When you run a prosthetic limb, you can feel ghost itch and pain… but when you run a website on the Internet, nothing is off the table!
Table Of Contents (T.O.C.):
- Prelude
- Checking it out
- Digging in
- A Cloudflare Wrongly
- Departure And Arrival
- The opposite of a foreword (the solutions)
6.1. How to tell if your website is affected?
1. Prelude
It was a rainy Autumn Sunday afternoon. R. Novovic was sitting at his computer desk, sipping some fine Italian caffè mocha he had smuggled that summer. Slowly recovering from the last punches that kung-flu threw at him, he was looking forward to spending a few hours with the Pathfinder: Wrath of the Righteous – Enhanced Edition game. It’s been on the to-play list for a while, and this was a perfect time to see if a goody-two-shoes-paladin can save the world, at least in fiction.
That’s when the email came. Emails get ignored on Sundays, unless they arrive at the ing-box, the only inbox that truly matters. This one was right there.
Apparently, a bandwidth-sucking deamon was spotted on a client’s website. The Medisite of all sites – the one worth helping with even if it were for free (which it wasn’t). “Fuck!” he cursed. “If it’s not a Friday night, it’s gotta be on a Sunday. Well, at least I’m sober… for now.”
2. Checking it out
There are three rules for solving any website-related problem:
- Don’t panic.
- Don’t panic.
- Don’t panic.
‘Cause it won’t help you. Server logs, and backups in the worst-case scenario, is what saves the day.
The Medisite had a portfolio site under development on its subdomain, on the same cPanel account.
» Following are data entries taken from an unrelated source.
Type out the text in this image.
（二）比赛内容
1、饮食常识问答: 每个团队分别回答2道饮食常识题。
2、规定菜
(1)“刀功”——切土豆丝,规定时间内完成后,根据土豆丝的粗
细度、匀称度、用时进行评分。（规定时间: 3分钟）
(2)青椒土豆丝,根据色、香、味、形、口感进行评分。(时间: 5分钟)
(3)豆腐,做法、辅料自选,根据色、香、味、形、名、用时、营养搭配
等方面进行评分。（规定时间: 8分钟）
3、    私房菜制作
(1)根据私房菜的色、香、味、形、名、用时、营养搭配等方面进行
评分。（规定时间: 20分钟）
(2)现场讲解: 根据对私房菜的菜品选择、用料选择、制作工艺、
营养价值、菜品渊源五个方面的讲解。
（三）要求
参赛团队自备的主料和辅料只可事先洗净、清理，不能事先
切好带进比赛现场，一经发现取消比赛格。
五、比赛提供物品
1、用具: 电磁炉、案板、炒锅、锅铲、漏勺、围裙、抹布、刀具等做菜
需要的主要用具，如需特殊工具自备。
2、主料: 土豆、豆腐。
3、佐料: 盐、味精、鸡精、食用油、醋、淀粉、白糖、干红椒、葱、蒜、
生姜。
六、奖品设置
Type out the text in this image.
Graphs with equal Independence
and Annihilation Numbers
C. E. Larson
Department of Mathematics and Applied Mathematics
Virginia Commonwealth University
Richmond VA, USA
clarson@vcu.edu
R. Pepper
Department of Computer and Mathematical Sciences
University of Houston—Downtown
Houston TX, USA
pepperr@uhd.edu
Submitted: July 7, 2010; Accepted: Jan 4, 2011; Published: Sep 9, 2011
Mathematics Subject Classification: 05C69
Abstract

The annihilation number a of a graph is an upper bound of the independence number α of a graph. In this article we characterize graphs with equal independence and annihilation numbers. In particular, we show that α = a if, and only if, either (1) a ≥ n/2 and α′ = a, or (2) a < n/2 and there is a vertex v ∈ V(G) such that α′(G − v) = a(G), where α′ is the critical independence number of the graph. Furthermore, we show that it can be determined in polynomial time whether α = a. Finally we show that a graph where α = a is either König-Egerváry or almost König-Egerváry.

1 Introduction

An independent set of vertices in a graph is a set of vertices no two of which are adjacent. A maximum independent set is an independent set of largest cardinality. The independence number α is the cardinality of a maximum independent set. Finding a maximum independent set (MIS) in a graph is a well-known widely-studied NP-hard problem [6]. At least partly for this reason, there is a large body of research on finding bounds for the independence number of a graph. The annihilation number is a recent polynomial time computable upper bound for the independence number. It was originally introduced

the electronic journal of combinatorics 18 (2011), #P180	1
Perhaps it was just a false alarm and the client was just doing a ton of uploads, downloads, and playing with some poorly optimized WordPress plugins. That was a bit of a stretch but not unseen. It could also explain the enormous CPU usage email reports.
One look at the cPanel bandwidth usage stats killed that theory:
It’s the main site alright. The Medisite itself was in trouble. “You weren’t expecting to get off so easily, were you?” thought R. Novovic.
3. Digging in
Now was the time to use the power of Cloudflare. All the traffic goes through its firewall, so that was as good a place as any to have a look:
“Hmm, the visitor count is not changing nearly as drastically as the data (bandwidth) usage. So, it might not be a DDOS attack, looks more like some data-scraping bot operation.”
Without much thinking, and forgetting the three rules for solving any website-related problem, R. Novovic went through his standard, run-of-the-mill WordPress hardening checklist, implementing the latest & greatest Cloudflare WordPress anti-spam WAF rules.
That… that did not make a dent. “All right, handsome devil, have a sip of that mocha, take a deep breath, and… y’know… try using your brain… for a change” he said to himself.
After a shamefully long time spent on thinking (“remember this the next time you wish to brag about your ‘above average IQ‘!”), the obvious struck him right in the forehead: “I should check the damn logs already!!!“
This was about time when he though it’s a jolly good idea to message his favourite hosting provider on Discord, thinking “it’s Sunday, but he’ll read the message and log screenshots at his convenience – this looks like a damn interesting problem that I haven’t seen before, perhaps it might just be interesting to Mr M. D. as well. It’s definitely worth documenting… somewhere.”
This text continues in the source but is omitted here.